Choices by one sex among members of the opposite sex. Females are usually the choosier sex. (Note: “intra-” means within, and “inter-” means between.)
41
Define male-male competition
Males compete with each other in many ways to maximize reproductive success. Eg: red deer males are selected to be large and have weapons to enable fighting for access to females.
42
Define female choice | of resources or parental care
Females may choose among males on the basis of resources that they have to offer, and therefore clearly benefit from being choosy. For example, hummingbirds pick males dependent on the quality of their territory, and female house finches prefer brighter males, who are better at providing parental care.
43
Female choice of ornamented males? | why
Females often prefer males with extravagant displays, for example male peacocks. The question of what females gain by such choices has been one of the most controversial in evolutionary biology.
44
What are some reasons females might choose ornamented males?

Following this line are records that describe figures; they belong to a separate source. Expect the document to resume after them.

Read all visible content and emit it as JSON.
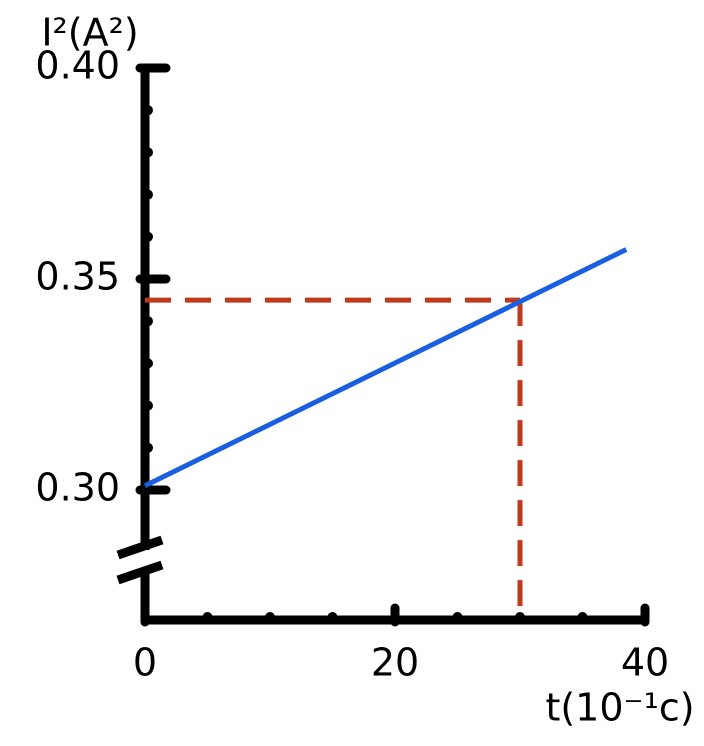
{
  "chart_data": {
    "type": "line",
    "y_label": "I²(A²)",
    "x_label": "t(10⁻¹c)",
    "x": [
      0,
      38.5
    ],
    "series": [
      {
        "name": "I²",
        "color": "#1a5fe0",
        "values": [
          0.301,
          0.357
        ]
      }
    ],
    "reference": {
      "x": 30,
      "y": 0.345,
      "color": "#c0391b"
    },
    "xlim": [
      0,
      40
    ],
    "ylim": [
      0.27,
      0.4
    ],
    "xticks": [
      0,
      20,
      40
    ],
    "yticks": [
      {
        "value": 0.3,
        "label": "0.30"
      },
      0.35,
      {
        "value": 0.4,
        "label": "0.40"
      }
    ],
    "xminorticks": [
      5,
      10,
      15,
      25,
      30,
      35
    ],
    "yminorticks": [
      0.31,
      0.32,
      0.33,
      0.34,
      0.36,
      0.37,
      0.38,
      0.39
    ]
  }
}
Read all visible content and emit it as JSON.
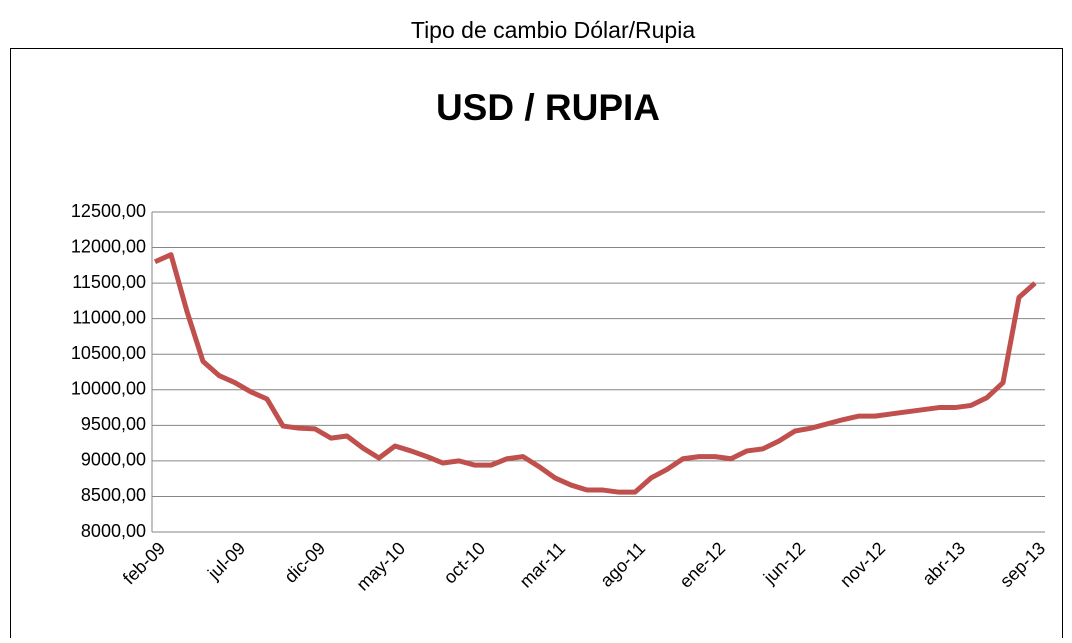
{
  "caption": "Tipo de cambio Dólar/Rupia",
  "chart_data": {
    "type": "line",
    "title": "USD / RUPIA",
    "categories": [
      "feb-09",
      null,
      null,
      null,
      null,
      "jul-09",
      null,
      null,
      null,
      null,
      "dic-09",
      null,
      null,
      null,
      null,
      "may-10",
      null,
      null,
      null,
      null,
      "oct-10",
      null,
      null,
      null,
      null,
      "mar-11",
      null,
      null,
      null,
      null,
      "ago-11",
      null,
      null,
      null,
      null,
      "ene-12",
      null,
      null,
      null,
      null,
      "jun-12",
      null,
      null,
      null,
      null,
      "nov-12",
      null,
      null,
      null,
      null,
      "abr-13",
      null,
      null,
      null,
      null,
      "sep-13"
    ],
    "series": [
      {
        "name": "USD / RUPIA",
        "color": "#c0504d",
        "values": [
          11800,
          11900,
          11100,
          10400,
          10200,
          10100,
          9970,
          9870,
          9490,
          9460,
          9450,
          9320,
          9350,
          9180,
          9040,
          9210,
          9140,
          9060,
          8970,
          9000,
          8940,
          8940,
          9030,
          9060,
          8920,
          8760,
          8660,
          8590,
          8590,
          8560,
          8560,
          8760,
          8880,
          9030,
          9060,
          9060,
          9030,
          9140,
          9170,
          9280,
          9420,
          9460,
          9520,
          9580,
          9630,
          9630,
          9660,
          9690,
          9720,
          9750,
          9750,
          9780,
          9890,
          10100,
          11300,
          11500
        ]
      }
    ],
    "ylim": [
      8000,
      12500
    ],
    "yticks": [
      {
        "value": 8000,
        "label": "8000,00"
      },
      {
        "value": 8500,
        "label": "8500,00"
      },
      {
        "value": 9000,
        "label": "9000,00"
      },
      {
        "value": 9500,
        "label": "9500,00"
      },
      {
        "value": 10000,
        "label": "10000,00"
      },
      {
        "value": 10500,
        "label": "10500,00"
      },
      {
        "value": 11000,
        "label": "11000,00"
      },
      {
        "value": 11500,
        "label": "11500,00"
      },
      {
        "value": 12000,
        "label": "12000,00"
      },
      {
        "value": 12500,
        "label": "12500,00"
      }
    ],
    "grid": true
  }
}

**Good genes** indirectly choosing males with the best genes as they need to survive with crazy traits **Attractive genes** by choosing a showy male, a female's sons may inherit showiness and so enjoy a high reproductive success e.g. runaway selection with tail length in widowbirds **Can be a combo of both**
45
How can females be subject to sexual selection?
* **Genetic correlation**: conspicuous female traits have evolved as a genetically correlated response to selection on males * **Direct selection**: selection that directly favours conspicuous female traits * **Female contest competition** * **Male mate choice** * **Mutual mate preferences**: various combinations of choosiness in the two sexes are possible, depending on costs and benefits.